Is the Army broken? Maybe it wouldn't seem that way if we didn't constantly harp on it. Men in WWII parachuted all over kingdom come and were lucky to have a weapon and a cricket when they landed. Patton didn't have enough gas to advance his Third Army. But Americans didn't sit around and harp about how broken-down we were. They didn't gripe about how soldiers on the beaches of Normandy didn't have kevlar and uparmored landing crafts. They fought with the Army they had and didn't write four-page articles on how doomed they were.

Anyone with an ounce of perspective knows that war sucks and nothing is ever perfect. There's nothing wrong with striving to do better, but this constant naysaying and tearing down of our military is a bunch of baloney. I'm tired of hearing how crappy our Army is and how awful life is for everyone involved. We don't even know the meaning of the word crappy.

Posted by Sarah at April 6, 2007 12:56 PM | TrackBack

Well said. I get very tired of hearing all the negative things about the army. My husband would probably agree with your husband. It is nice to read your well-written essay expressing how many of us feel. Thanks.

Posted by: Butterfly Wife at April 6, 2007 12:32 PM

Amen, ditto & well said Sarah.

Posted by: tim at April 6, 2007 02:09 PM

Amen. You know, most of the time I am pretty apathetic about the BS I hear or read in the news, but occasionally I will get POed enough to write a letter or a post. But most of the time I am just thinking in terms of sheep, sheep dogs and wolves. Let them bleat. The victors write history...sometimes I would love to go back in time and hear exactly what the naysayers were saying back in the days...however, that doesn't really get recorded often. And sometimes I just want to go Atlas Shrugged on everyone.

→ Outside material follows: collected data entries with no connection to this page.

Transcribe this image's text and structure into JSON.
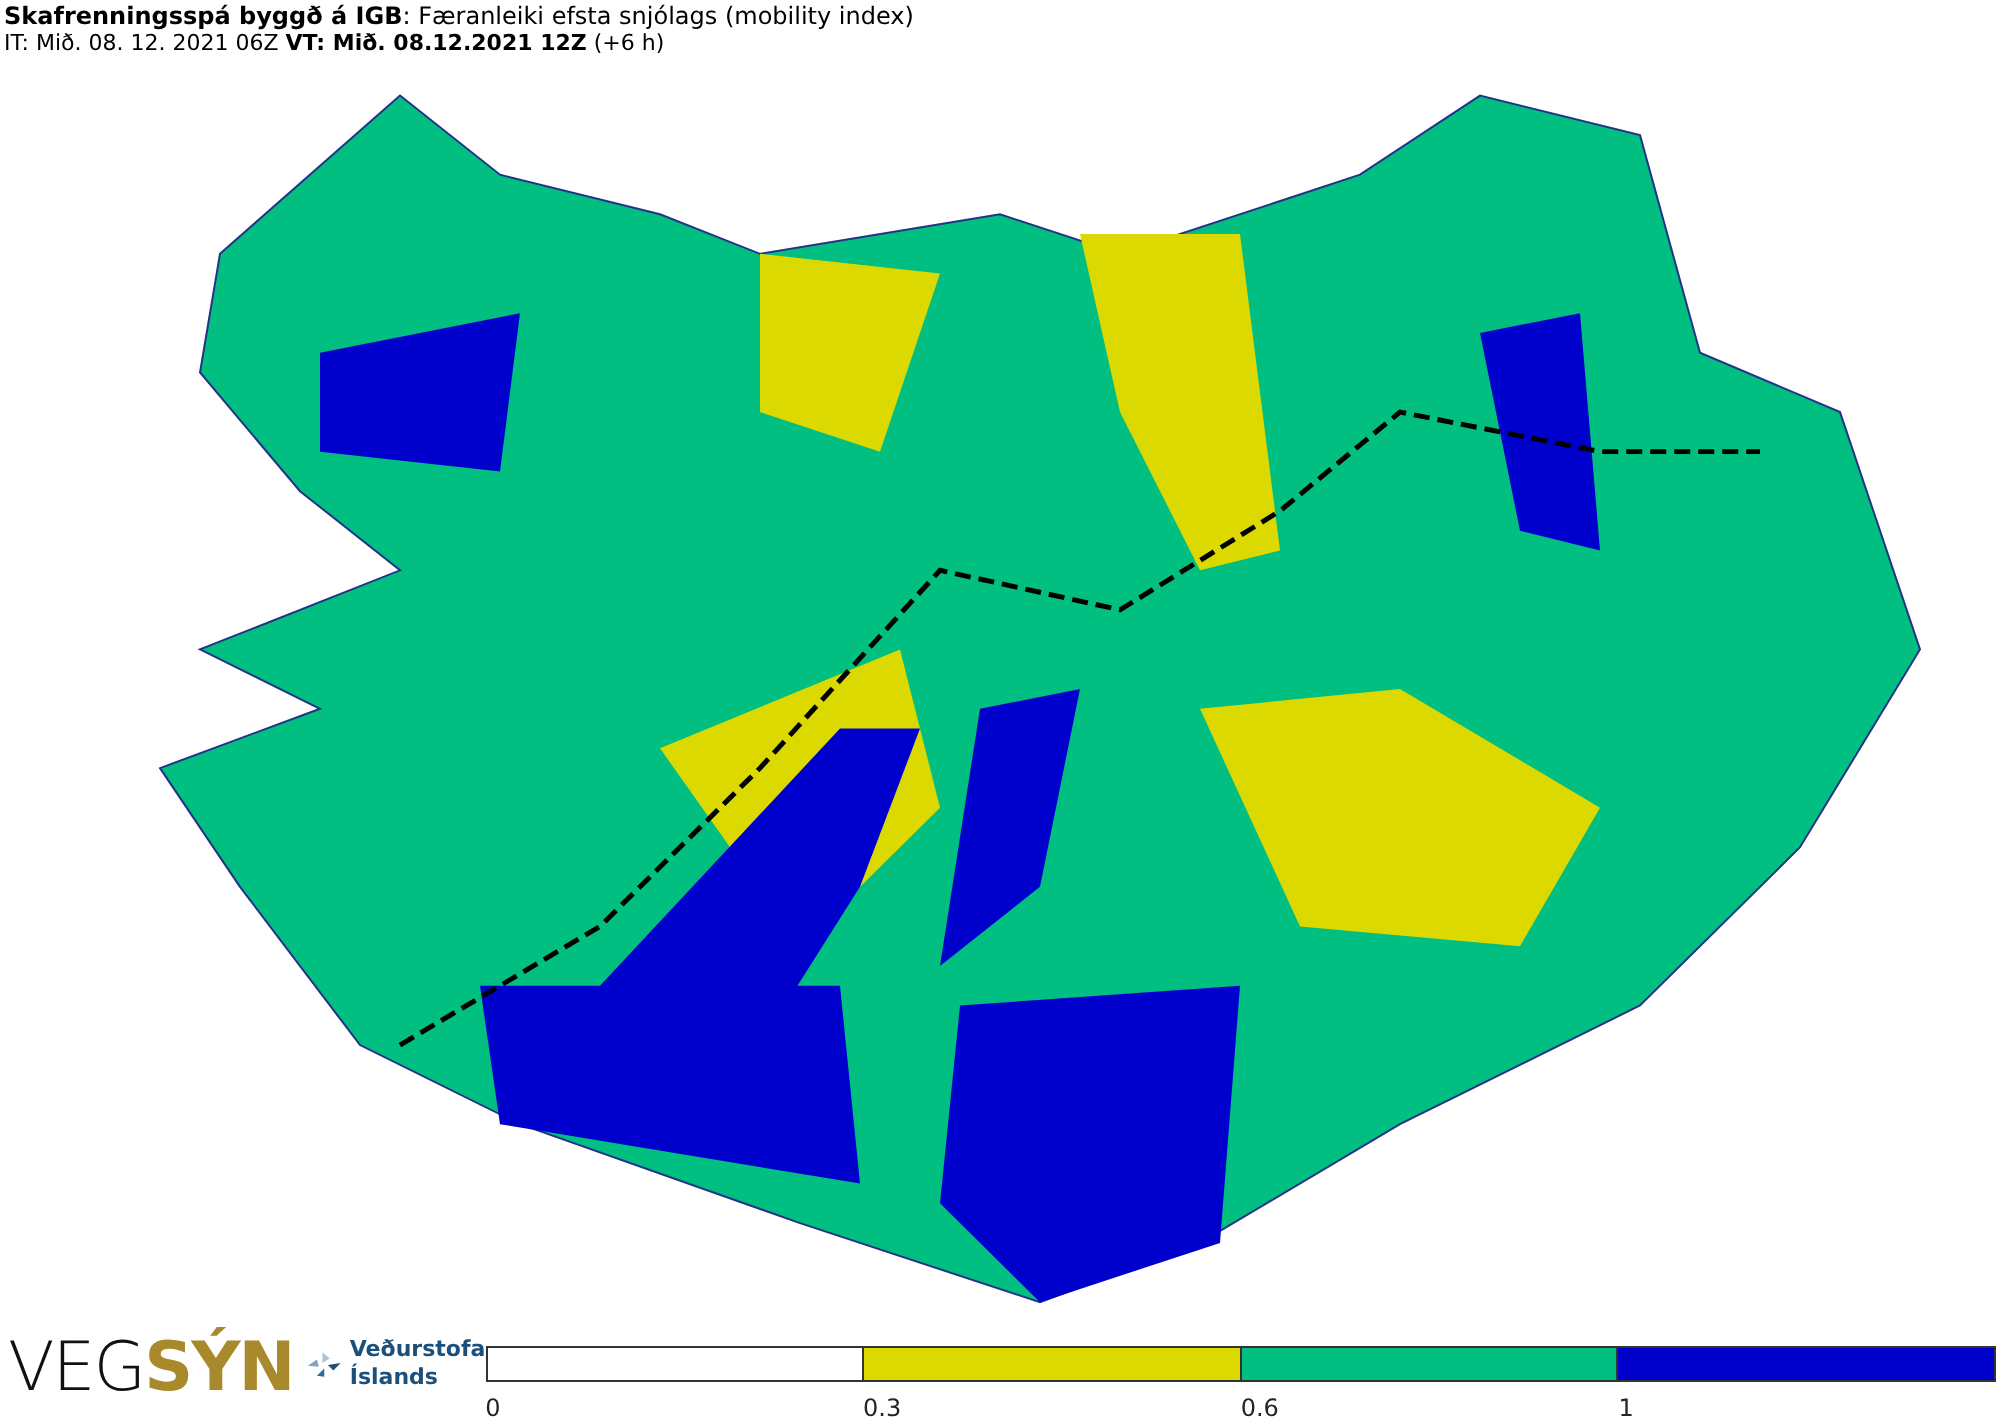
{
  "header": {
    "title": "**Skafrenningsspá byggð á IGB**: Færanleiki efsta snjólags (mobility index)",
    "subtitle": "IT: Mið. 08. 12. 2021 06Z **VT: Mið. 08.12.2021 12Z** (+6 h)"
  },
  "logos": {
    "vegsyn": "VEG**SÝN**",
    "institute_lines": [
      "Veðurstofa",
      "Íslands"
    ]
  },
  "legend": [
    {
      "label": "0",
      "color": "#ffffff"
    },
    {
      "label": "0.3",
      "color": "#dcd900"
    },
    {
      "label": "0.6",
      "color": "#00bf80"
    },
    {
      "label": "1",
      "color": "#0000cc"
    }
  ]
}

Posted by: CaliValleyGirl at April 6, 2007 02:10 PM

I can guarantee that if you become a Chinook mechanic, you WILL be working in your field. Ask my son who is a Flight Engineer. *grin*

As for Time... I expect no better from them. It's tiring to hear them bleat like that all the time.

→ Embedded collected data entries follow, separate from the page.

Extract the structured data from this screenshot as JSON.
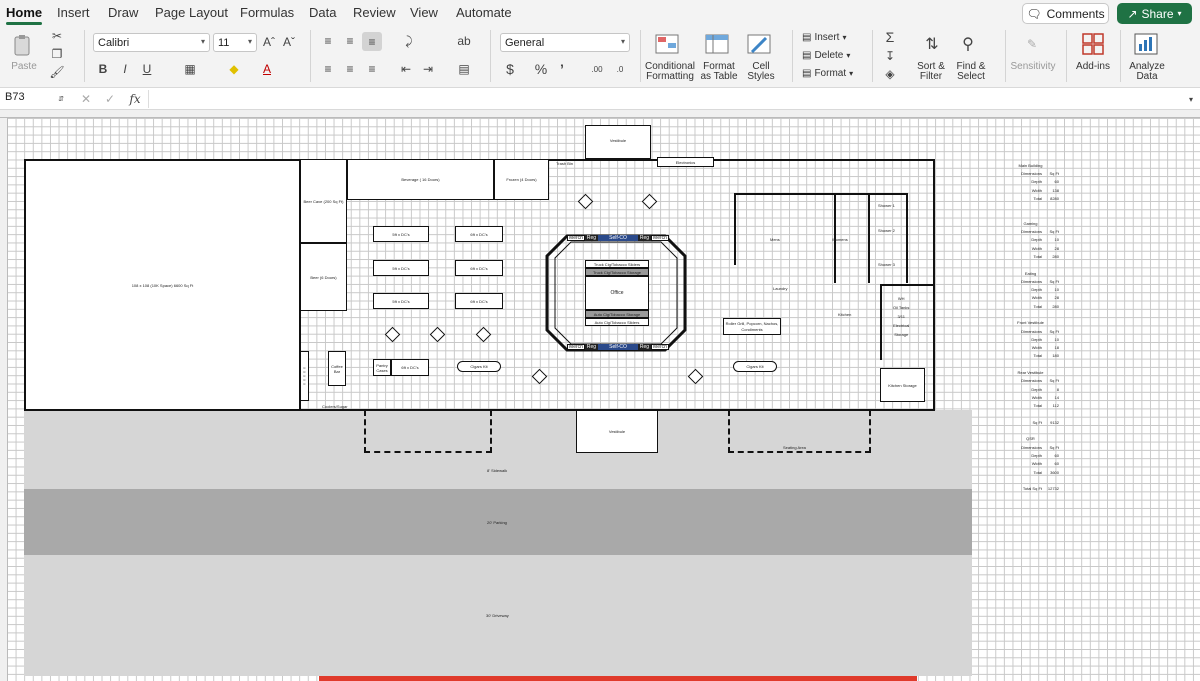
{
  "ribbon_tabs": [
    "Home",
    "Insert",
    "Draw",
    "Page Layout",
    "Formulas",
    "Data",
    "Review",
    "View",
    "Automate"
  ],
  "actions": {
    "comments": "Comments",
    "share": "Share"
  },
  "clipboard": {
    "paste": "Paste"
  },
  "font": {
    "name": "Calibri",
    "size": "11"
  },
  "number_format": "General",
  "styles": {
    "conditional": [
      "Conditional",
      "Formatting"
    ],
    "format_table": [
      "Format",
      "as Table"
    ],
    "cell_styles": [
      "Cell",
      "Styles"
    ]
  },
  "cells": {
    "insert": "Insert",
    "delete": "Delete",
    "format": "Format"
  },
  "editing": {
    "sort": [
      "Sort &",
      "Filter"
    ],
    "find": [
      "Find &",
      "Select"
    ]
  },
  "sensitivity": "Sensitivity",
  "addins": "Add-ins",
  "analyze": [
    "Analyze",
    "Data"
  ],
  "name_box": "B73",
  "formula_fx": "fx",
  "floorplan": {
    "building": "Main Building",
    "large_room": "108 x 108 (10K Space) 6600 Sq Ft",
    "beer_cave": "Beer Cave (200 Sq Ft)",
    "beer_doors": "Beer (6 Doors)",
    "beverage": "Beverage ( 16 Doors)",
    "frozen": "Frozen (4 Doors)",
    "trash_bin": "Trash Bin",
    "vestibule_top": "Vestibule",
    "electronics": "Electronics",
    "gondolas": [
      "5ft x DC's",
      "6ft x DC's",
      "5ft x DC's",
      "6ft x DC's",
      "5ft x DC's",
      "6ft x DC's"
    ],
    "office": "Office",
    "truck_sliders": "Truck Cig/Tobacco Sliders",
    "truck_storage": "Truck Cig/Tobacco Storage",
    "auto_storage": "Auto Cig/Tobacco Storage",
    "auto_sliders": "Auto Cig/Tobacco Sliders",
    "counter_labels": [
      "Merch",
      "Reg",
      "Self-CO",
      "Reg",
      "Merch"
    ],
    "mens": "Mens",
    "womens": "Womens",
    "showers": [
      "Shower 1",
      "Shower 2",
      "Shower 3"
    ],
    "laundry": "Laundry",
    "kitchen": "Kitchen",
    "wh_lines": [
      "WH",
      "Oil Tanks",
      "3/11",
      "Electrical",
      "Storage"
    ],
    "roller_grill": [
      "Roller Grill, Popcorn, Nachos,",
      "Condiments"
    ],
    "kitchen_storage": "Kitchen Storage",
    "pantry": "Pantry Cases",
    "coffee": "Coffee Bar",
    "cases_tags": [
      "C",
      "C",
      "C",
      "C",
      "C"
    ],
    "gondola_low": "6ft x DC's",
    "cigars": [
      "Cigars Kit",
      "Cigars Kit"
    ],
    "coolers": "Coolers/Sugar",
    "vestibule_bottom": "Vestibule",
    "seating": "Seating Area",
    "sidewalk": "8' Sidewalk",
    "parking": "20' Parking",
    "driveway": "30' Driveway"
  },
  "dimensions": [
    {
      "title": "Main Building",
      "rows": [
        [
          "Dimensions",
          "Sq Ft"
        ],
        [
          "Depth",
          "60"
        ],
        [
          "Width",
          "138"
        ],
        [
          "Total",
          "8280"
        ]
      ]
    },
    {
      "title": "Gaming",
      "rows": [
        [
          "Dimensions",
          "Sq Ft"
        ],
        [
          "Depth",
          "10"
        ],
        [
          "Width",
          "28"
        ],
        [
          "Total",
          "280"
        ]
      ]
    },
    {
      "title": "Eating",
      "rows": [
        [
          "Dimensions",
          "Sq Ft"
        ],
        [
          "Depth",
          "10"
        ],
        [
          "Width",
          "28"
        ],
        [
          "Total",
          "280"
        ]
      ]
    },
    {
      "title": "Front Vestibule",
      "rows": [
        [
          "Dimensions",
          "Sq Ft"
        ],
        [
          "Depth",
          "10"
        ],
        [
          "Width",
          "18"
        ],
        [
          "Total",
          "180"
        ]
      ]
    },
    {
      "title": "Rear Vestibule",
      "rows": [
        [
          "Dimensions",
          "Sq Ft"
        ],
        [
          "Depth",
          "8"
        ],
        [
          "Width",
          "14"
        ],
        [
          "Total",
          "112"
        ]
      ]
    },
    {
      "title": "",
      "rows": [
        [
          "Sq Ft",
          "9132"
        ]
      ]
    },
    {
      "title": "QSR",
      "rows": [
        [
          "Dimensions",
          "Sq Ft"
        ],
        [
          "Depth",
          "60"
        ],
        [
          "Width",
          "60"
        ],
        [
          "Total",
          "3600"
        ]
      ]
    },
    {
      "title": "",
      "rows": [
        [
          "Total Sq Ft",
          "12732"
        ]
      ]
    }
  ]
}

Posted by: Teresa at April 6, 2007 05:33 PM

Sarah wrote:
They fought with the Army they had and didn't write four-page articles on how doomed they were.

Well, they actually wanted to win back then. Nowadays... *sigh*

Though I was amused at the article's use of the "I'd rather be somewhere else" thoughts. I suspect there are plenty of people in any occupation that do that. Why are soldiers having such thoughts "proof" of a "broken" army, again?

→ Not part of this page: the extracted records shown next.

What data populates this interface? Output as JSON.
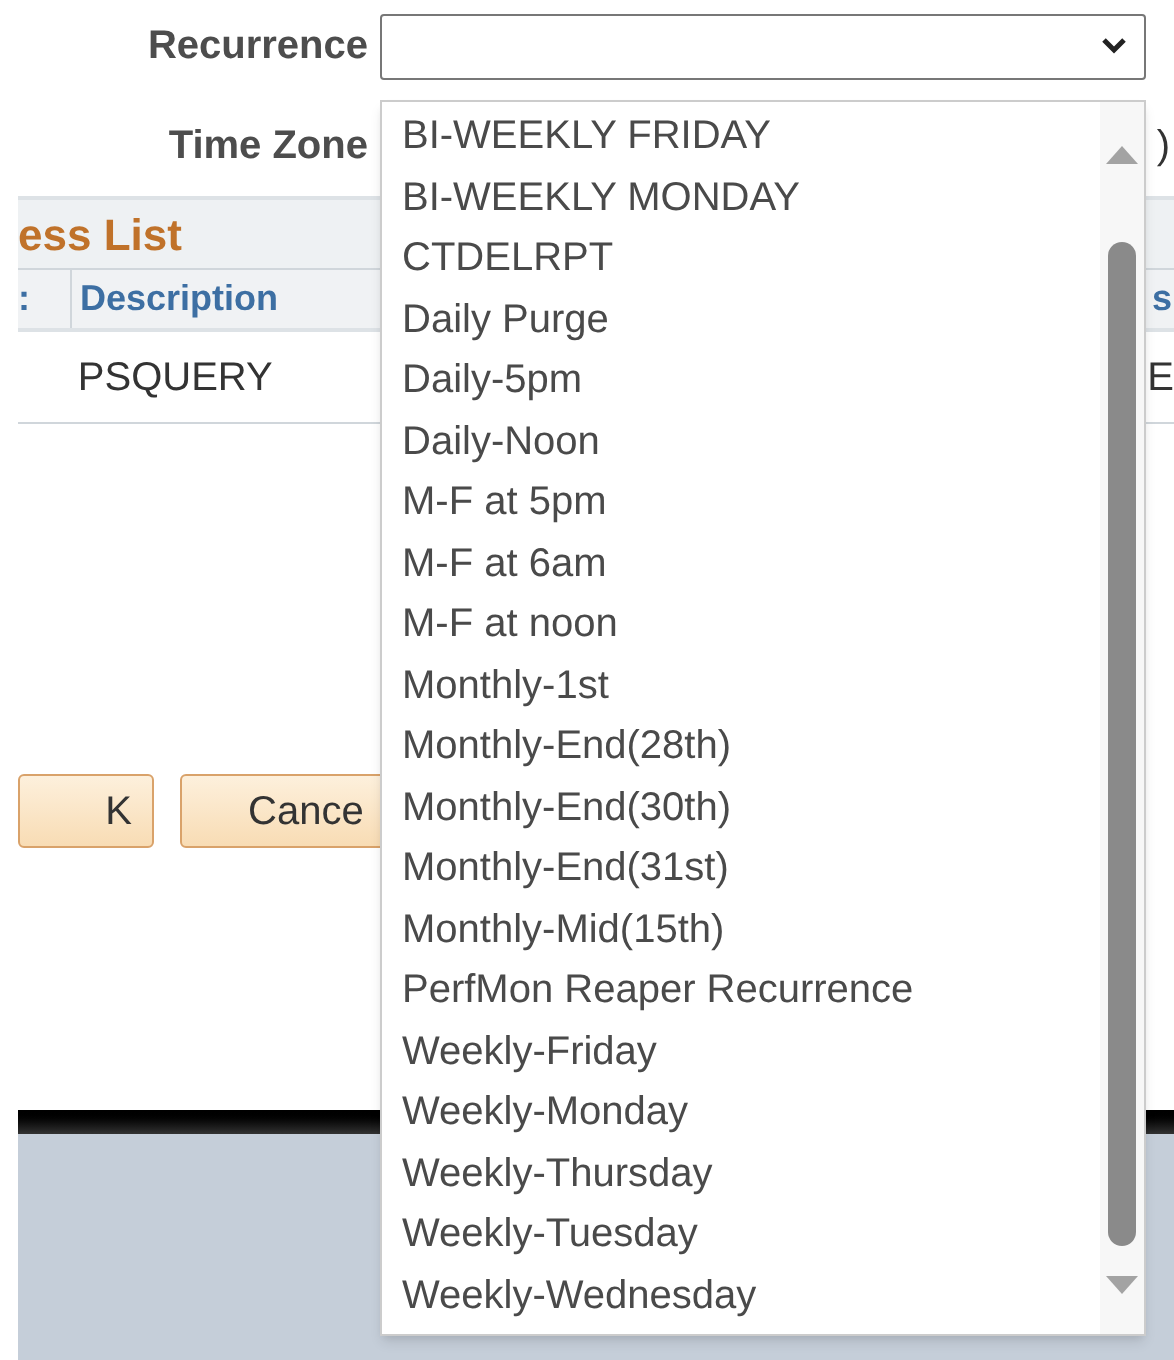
{
  "form": {
    "recurrence_label": "Recurrence",
    "time_zone_label": "Time Zone",
    "time_zone_value_fragment": ")"
  },
  "process_list": {
    "title": "ess List",
    "columns": [
      ":",
      "Description",
      "s"
    ],
    "rows": [
      [
        "",
        "PSQUERY",
        "E"
      ]
    ]
  },
  "buttons": [
    "K",
    "Cance"
  ],
  "dropdown": {
    "options": [
      {
        "label": "BI-WEEKLY FRIDAY",
        "selected": false
      },
      {
        "label": "BI-WEEKLY MONDAY",
        "selected": false
      },
      {
        "label": "CTDELRPT",
        "selected": false
      },
      {
        "label": "Daily Purge",
        "selected": false
      },
      {
        "label": "Daily-5pm",
        "selected": false
      },
      {
        "label": "Daily-Noon",
        "selected": false
      },
      {
        "label": "M-F at 5pm",
        "selected": false
      },
      {
        "label": "M-F at 6am",
        "selected": false
      },
      {
        "label": "M-F at noon",
        "selected": false
      },
      {
        "label": "Monthly-1st",
        "selected": false
      },
      {
        "label": "Monthly-End(28th)",
        "selected": false
      },
      {
        "label": "Monthly-End(30th)",
        "selected": false
      },
      {
        "label": "Monthly-End(31st)",
        "selected": false
      },
      {
        "label": "Monthly-Mid(15th)",
        "selected": false
      },
      {
        "label": "PerfMon Reaper Recurrence",
        "selected": false
      },
      {
        "label": "Weekly-Friday",
        "selected": false
      },
      {
        "label": "Weekly-Monday",
        "selected": false
      },
      {
        "label": "Weekly-Thursday",
        "selected": false
      },
      {
        "label": "Weekly-Tuesday",
        "selected": false
      },
      {
        "label": "Weekly-Wednesday",
        "selected": false
      }
    ]
  }
}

(Hah! We can use scare quotes too!) ;)

Posted by: Patrick Chester at April 6, 2007 09:11 PM

Very well written.

Posted by: R1 at April 7, 2007 12:40 AM

I really regard what you say of the military. Of course there are always people who don't like their jobs, and some of those include members of our military.

But Time has again proven its liberal bias. I hope they go under. They did their whole revamping, hoping to rebuild the flagship magazine, but I think they are killing it themselves with their editorializing.

Posted by: Tom at April 7, 2007 10:49 AM

I must have been the wierd one, then. I distinctly remember on several occasions thinking while in the field "gosh, why can't we use the nuclear simulation pyrotechnic instead of using kool aid to pretend we've been hit with nerve gas?"

Proof, PROOF that we were unprepared for anything in 1990! We trained with BLUE POWDER and pretended we'd just been gassed! Oh, the humanity! We were all thinking "what if they used REAL GAS" during the first Gulf War, paralyzed with fear because our training was so poor. How on earth did we survive in that old M113 and ragtop HUMMV? Despair! Woe!